M. Joël Bourdin. Je suis sensible, vous le savez, monsieur le président, à ces demandes de retrait. Je retire donc ces deux sous-amendements, mais j'indique tout de suite que je ne suis pas convaincu.
Je connais bien le système des bons de souscription ; j'ai l'occasion de l'enseigner par ailleurs. Il implique qu'il existe un véritable marché des bons de souscription avec des informations ; la cotation du bon de souscription est en soi une information qui est donnée aux épargnants. Les bons de souscription ne seront pas cotés en bourse, c'est évident. Ce que je crains, c'est que nous n'instituions un marché mal informé qui ne soit pas efficient. Or un marché qui n'est pas efficient, c'est un marché injuste.
Je retire ces sous-amendements, parce que ce n'est qu'une simple possibilité qui est inscrite dans l'amendement, mais - je le répète - en ce qui me concerne, j'hésiterais beaucoup à créer des bons de souscription dans ce cadre-là, pour une raison très simple, c'est qu'on ne peut pas les concevoir en dehors d'un marché efficient.
M. le président. Les sous-amendements n°s 121 et 123 sont retirés.
Personne ne demande la parole ?...
Je mets aux voix le sous-amendement n° 122, accepté par la commission et repoussé par le Gouvernement.
(Le sous-amendement est adopté.)
M. le président. Personne ne demande la parole ?...
Je mets aux voix le sous-amendement n° 199, accepté par la commission et repoussé par le Gouvernement.

(Le sous-amendement est adopté.)
M. le président. Personne ne demande la parole ?...

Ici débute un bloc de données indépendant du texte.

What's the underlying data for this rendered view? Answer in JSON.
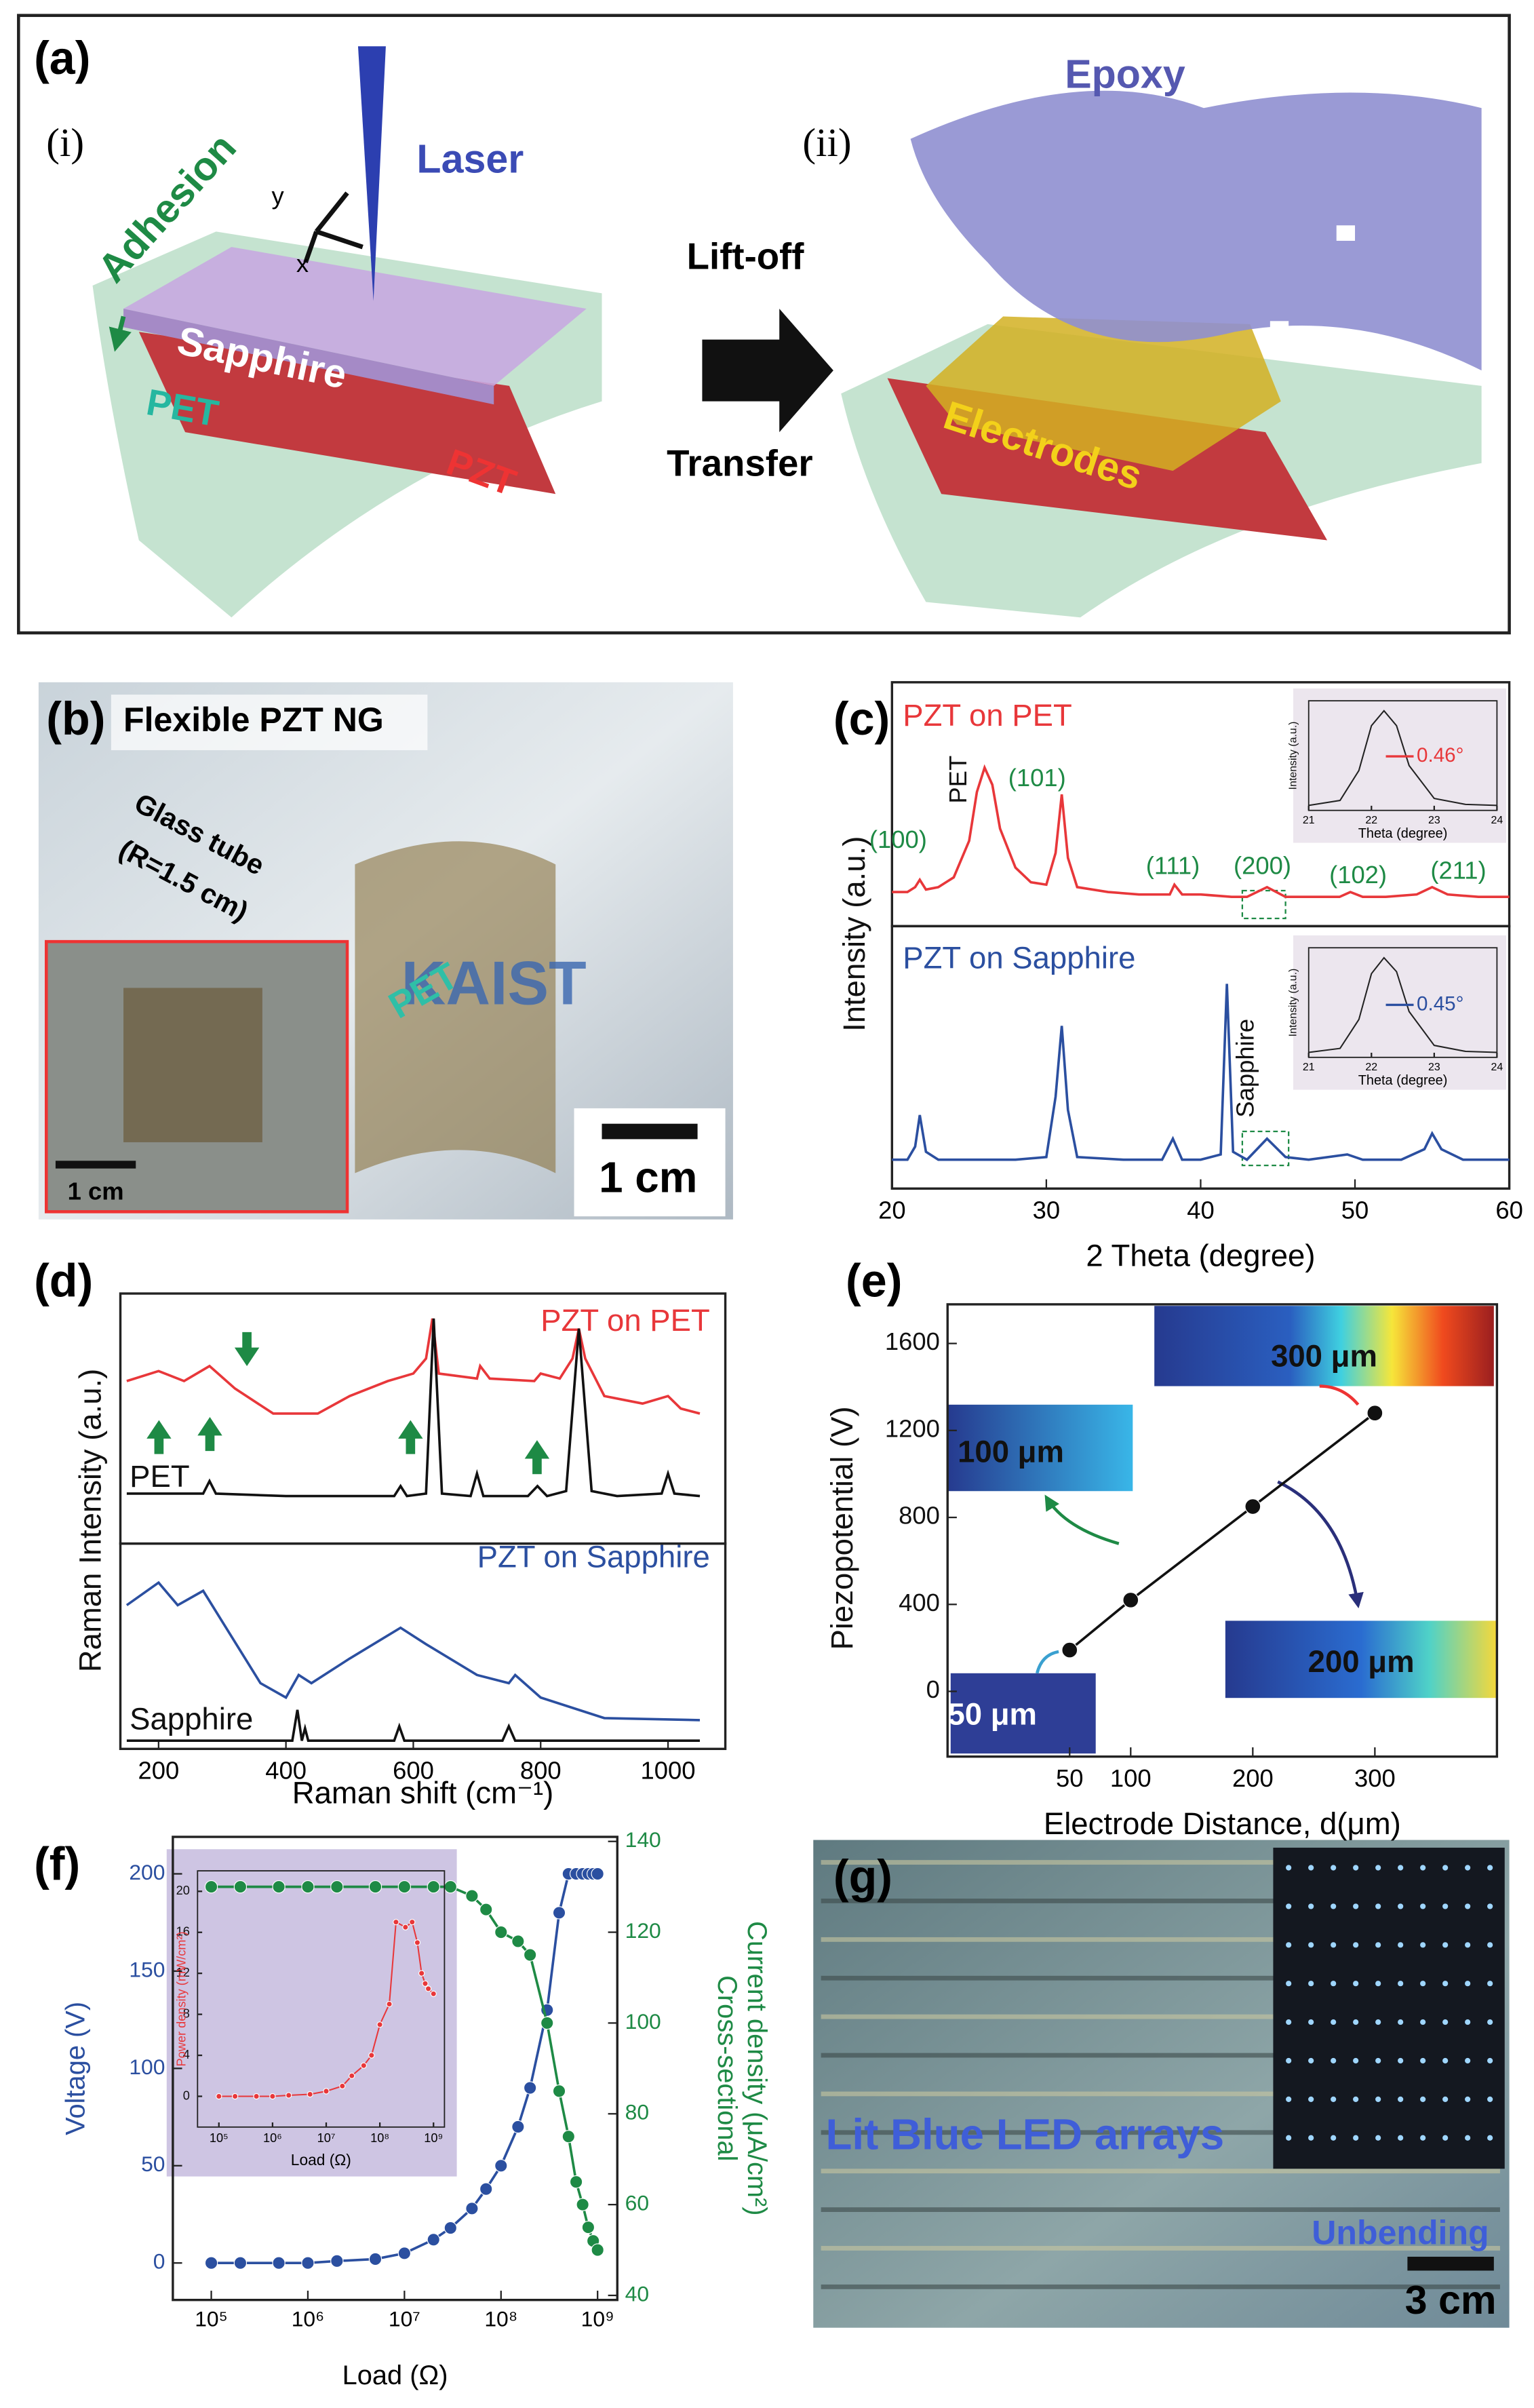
{
  "panel_a": {
    "label": "(a)",
    "sub_i": "(i)",
    "sub_ii": "(ii)",
    "laser": "Laser",
    "adhesion": "Adhesion",
    "sapphire": "Sapphire",
    "pet": "PET",
    "pzt": "PZT",
    "axis_x": "x",
    "axis_y": "y",
    "lift_off": "Lift-off",
    "transfer": "Transfer",
    "epoxy": "Epoxy",
    "electrodes": "Electrodes"
  },
  "panel_b": {
    "label": "(b)",
    "title": "Flexible PZT NG",
    "tube_1": "Glass tube",
    "tube_2": "(R=1.5 cm)",
    "pet": "PET",
    "brand": "KAIST",
    "scale_main": "1 cm",
    "scale_inset": "1 cm"
  },
  "panel_g": {
    "label": "(g)",
    "caption": "Lit Blue LED arrays",
    "state": "Unbending",
    "scale": "3 cm"
  },
  "chart_data": [
    {
      "type": "line",
      "panel": "(c)",
      "ylabel": "Intensity (a.u.)",
      "xlim": [
        20,
        60
      ],
      "ylim": [
        0,
        100
      ],
      "series": [
        {
          "name": "PZT on PET",
          "color": "#e8373a",
          "x": [
            20,
            21,
            21.5,
            21.8,
            22.2,
            23,
            24,
            25,
            25.5,
            26,
            26.5,
            27,
            28,
            29,
            30,
            30.6,
            31,
            31.4,
            32,
            34,
            36,
            38,
            38.3,
            38.8,
            40,
            42,
            43,
            44.3,
            45.5,
            47,
            49,
            49.7,
            50.5,
            52,
            54,
            55,
            56,
            58,
            60
          ],
          "values": [
            14,
            14,
            16,
            19,
            15,
            16,
            20,
            35,
            55,
            65,
            58,
            40,
            24,
            18,
            17,
            30,
            54,
            28,
            16,
            14,
            13,
            13,
            17,
            13,
            13,
            12,
            12,
            16,
            12,
            12,
            12,
            14,
            12,
            12,
            13,
            16,
            13,
            12,
            12
          ]
        }
      ],
      "annotations": [
        "(100)",
        "PET",
        "(101)",
        "(111)",
        "(200)",
        "(102)",
        "(211)"
      ]
    },
    {
      "type": "line",
      "xlabel": "2 Theta (degree)",
      "xlim": [
        20,
        60
      ],
      "xticks": [
        20,
        30,
        40,
        50,
        60
      ],
      "ylim": [
        0,
        100
      ],
      "series": [
        {
          "name": "PZT on Sapphire",
          "color": "#2b4fa0",
          "x": [
            20,
            21,
            21.5,
            21.8,
            22.2,
            23,
            25,
            28,
            30,
            30.6,
            31,
            31.4,
            32,
            35,
            37.5,
            38.2,
            38.8,
            40,
            41.3,
            41.7,
            42.1,
            43,
            44.3,
            45.5,
            47,
            49.5,
            50.5,
            53,
            54.5,
            55,
            55.6,
            57,
            60
          ],
          "values": [
            11,
            11,
            16,
            28,
            14,
            11,
            11,
            11,
            12,
            35,
            62,
            30,
            12,
            11,
            11,
            19,
            11,
            11,
            13,
            78,
            14,
            11,
            19,
            12,
            11,
            13,
            11,
            11,
            15,
            21,
            15,
            11,
            11
          ]
        }
      ],
      "annotations": [
        "Sapphire"
      ]
    },
    {
      "type": "line",
      "xlabel": "Theta (degree)",
      "ylabel": "Intensity (a.u.)",
      "xlim": [
        21,
        24
      ],
      "xticks": [
        21,
        22,
        23,
        24
      ],
      "ylim": [
        0,
        110
      ],
      "series": [
        {
          "color": "#222222",
          "x": [
            21,
            21.5,
            21.8,
            22,
            22.2,
            22.4,
            22.6,
            23,
            23.5,
            24
          ],
          "values": [
            5,
            10,
            40,
            85,
            100,
            85,
            45,
            12,
            6,
            5
          ]
        }
      ],
      "annotations": [
        "0.46°"
      ]
    },
    {
      "type": "line",
      "xlabel": "Theta (degree)",
      "ylabel": "Intensity (a.u.)",
      "xlim": [
        21,
        24
      ],
      "xticks": [
        21,
        22,
        23,
        24
      ],
      "ylim": [
        0,
        110
      ],
      "series": [
        {
          "color": "#222222",
          "x": [
            21,
            21.5,
            21.8,
            22,
            22.2,
            22.4,
            22.6,
            23,
            23.5,
            24
          ],
          "values": [
            5,
            9,
            38,
            84,
            100,
            86,
            46,
            12,
            6,
            5
          ]
        }
      ],
      "annotations": [
        "0.45°"
      ]
    },
    {
      "type": "line",
      "panel": "(d)",
      "ylabel": "Raman Intensity (a.u.)",
      "xlim": [
        140,
        1090
      ],
      "ylim": [
        0,
        100
      ],
      "series": [
        {
          "name": "PZT on PET",
          "color": "#e8373a",
          "x": [
            150,
            200,
            240,
            280,
            320,
            380,
            450,
            500,
            560,
            600,
            620,
            630,
            640,
            700,
            705,
            720,
            790,
            800,
            830,
            850,
            860,
            870,
            900,
            960,
            1000,
            1020,
            1050
          ],
          "values": [
            65,
            69,
            65,
            71,
            62,
            52,
            52,
            59,
            65,
            68,
            74,
            90,
            68,
            66,
            71,
            66,
            65,
            68,
            66,
            74,
            86,
            74,
            59,
            56,
            59,
            54,
            52
          ]
        },
        {
          "name": "PET",
          "color": "#111111",
          "x": [
            150,
            270,
            280,
            290,
            400,
            570,
            580,
            590,
            620,
            632,
            645,
            690,
            700,
            710,
            780,
            795,
            810,
            840,
            860,
            880,
            920,
            990,
            1000,
            1010,
            1050
          ],
          "values": [
            20,
            20,
            25,
            20,
            19,
            19,
            23,
            19,
            20,
            90,
            20,
            19,
            28,
            19,
            19,
            23,
            19,
            21,
            86,
            21,
            19,
            20,
            28,
            20,
            19
          ]
        }
      ]
    },
    {
      "type": "line",
      "xlabel": "Raman shift (cm⁻¹)",
      "xlim": [
        140,
        1090
      ],
      "xticks": [
        200,
        400,
        600,
        800,
        1000
      ],
      "ylim": [
        0,
        100
      ],
      "series": [
        {
          "name": "PZT on Sapphire",
          "color": "#2b4fa0",
          "x": [
            150,
            200,
            230,
            270,
            300,
            360,
            400,
            420,
            440,
            500,
            580,
            620,
            700,
            750,
            760,
            800,
            900,
            1050
          ],
          "values": [
            70,
            81,
            70,
            77,
            62,
            32,
            25,
            36,
            32,
            44,
            59,
            51,
            36,
            32,
            36,
            25,
            15,
            14
          ]
        },
        {
          "name": "Sapphire",
          "color": "#111111",
          "x": [
            150,
            410,
            418,
            425,
            430,
            435,
            570,
            578,
            586,
            740,
            750,
            760,
            1050
          ],
          "values": [
            4,
            4,
            19,
            4,
            10,
            4,
            4,
            11,
            4,
            4,
            11,
            4,
            4
          ]
        }
      ]
    },
    {
      "type": "line",
      "panel": "(e)",
      "markers": true,
      "xlabel": "Electrode Distance, d(μm)",
      "ylabel": "Piezopotential (V)",
      "xlim": [
        -50,
        400
      ],
      "xticks": [
        50,
        100,
        200,
        300
      ],
      "ylim": [
        -300,
        1780
      ],
      "yticks": [
        0,
        400,
        800,
        1200,
        1600
      ],
      "series": [
        {
          "color": "#111111",
          "x": [
            50,
            100,
            200,
            300
          ],
          "values": [
            190,
            420,
            850,
            1280
          ]
        }
      ],
      "annotations": [
        "300 μm",
        "100 μm",
        "200 μm",
        "50 μm"
      ]
    },
    {
      "type": "line",
      "panel": "(f)",
      "markers": true,
      "xscale": "log",
      "xlabel": "Load (Ω)",
      "ylabel": "Voltage (V)",
      "y2label": [
        "Cross-sectional",
        "Current density (μA/cm²)"
      ],
      "xlim": [
        40000,
        1600000000
      ],
      "xticks": [
        {
          "value": 100000,
          "label": "10⁵"
        },
        {
          "value": 1000000,
          "label": "10⁶"
        },
        {
          "value": 10000000,
          "label": "10⁷"
        },
        {
          "value": 100000000,
          "label": "10⁸"
        },
        {
          "value": 1000000000,
          "label": "10⁹"
        }
      ],
      "ylim": [
        -19,
        219
      ],
      "yticks": [
        0,
        50,
        100,
        150,
        200
      ],
      "y2lim": [
        39,
        141
      ],
      "y2ticks": [
        40,
        60,
        80,
        100,
        120,
        140
      ],
      "series": [
        {
          "color": "#2b4fa0",
          "x": [
            100000,
            200000,
            500000,
            1000000,
            2000000,
            5000000,
            10000000,
            20000000,
            30000000,
            50000000,
            70000000,
            100000000,
            150000000,
            200000000,
            300000000,
            400000000,
            500000000,
            600000000,
            700000000,
            800000000,
            900000000,
            1000000000
          ],
          "values": [
            0,
            0,
            0,
            0,
            1,
            2,
            5,
            12,
            18,
            28,
            38,
            50,
            70,
            90,
            130,
            180,
            200,
            200,
            200,
            200,
            200,
            200
          ]
        },
        {
          "color": "#1e8a45",
          "axis": "y2",
          "x": [
            100000,
            200000,
            500000,
            1000000,
            2000000,
            5000000,
            10000000,
            20000000,
            30000000,
            50000000,
            70000000,
            100000000,
            150000000,
            200000000,
            300000000,
            400000000,
            500000000,
            600000000,
            700000000,
            800000000,
            900000000,
            1000000000
          ],
          "values": [
            130,
            130,
            130,
            130,
            130,
            130,
            130,
            130,
            130,
            128,
            125,
            120,
            118,
            115,
            100,
            85,
            75,
            65,
            60,
            55,
            52,
            50
          ]
        }
      ]
    },
    {
      "type": "line",
      "markers": true,
      "xscale": "log",
      "xlabel": "Load (Ω)",
      "ylabel": "Power density (mW/cm²)",
      "xlim": [
        40000,
        1600000000
      ],
      "xticks": [
        {
          "value": 100000,
          "label": "10⁵"
        },
        {
          "value": 1000000,
          "label": "10⁶"
        },
        {
          "value": 10000000,
          "label": "10⁷"
        },
        {
          "value": 100000000,
          "label": "10⁸"
        },
        {
          "value": 1000000000,
          "label": "10⁹"
        }
      ],
      "ylim": [
        -3,
        22
      ],
      "yticks": [
        0,
        4,
        8,
        12,
        16,
        20
      ],
      "series": [
        {
          "color": "#e8373a",
          "x": [
            100000,
            200000,
            500000,
            1000000,
            2000000,
            5000000,
            10000000,
            20000000,
            30000000,
            50000000,
            70000000,
            100000000,
            150000000,
            200000000,
            300000000,
            400000000,
            500000000,
            600000000,
            700000000,
            800000000,
            1000000000
          ],
          "values": [
            0,
            0,
            0,
            0,
            0.1,
            0.2,
            0.5,
            1,
            2,
            3,
            4,
            7,
            9,
            17,
            16.5,
            17,
            15,
            12,
            11,
            10.5,
            10
          ]
        }
      ]
    }
  ]
}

Je mets aux voix, modifié, l'amendement n° 19, repoussé par le Gouvernement.
Mme Marie-Claude Beaudeau. Le groupe communiste républicain et citoyen vote contre.
M. Jean-Louis Carrère. Le groupe socialiste également.

(L'amendement est adopté.)
M. le président. En conséquence, les amendements n°s 137, 138 et 139 n'ont plus d'objet.
Personne ne demande la parole ?...
Je mets aux voix l'article 21, modifié.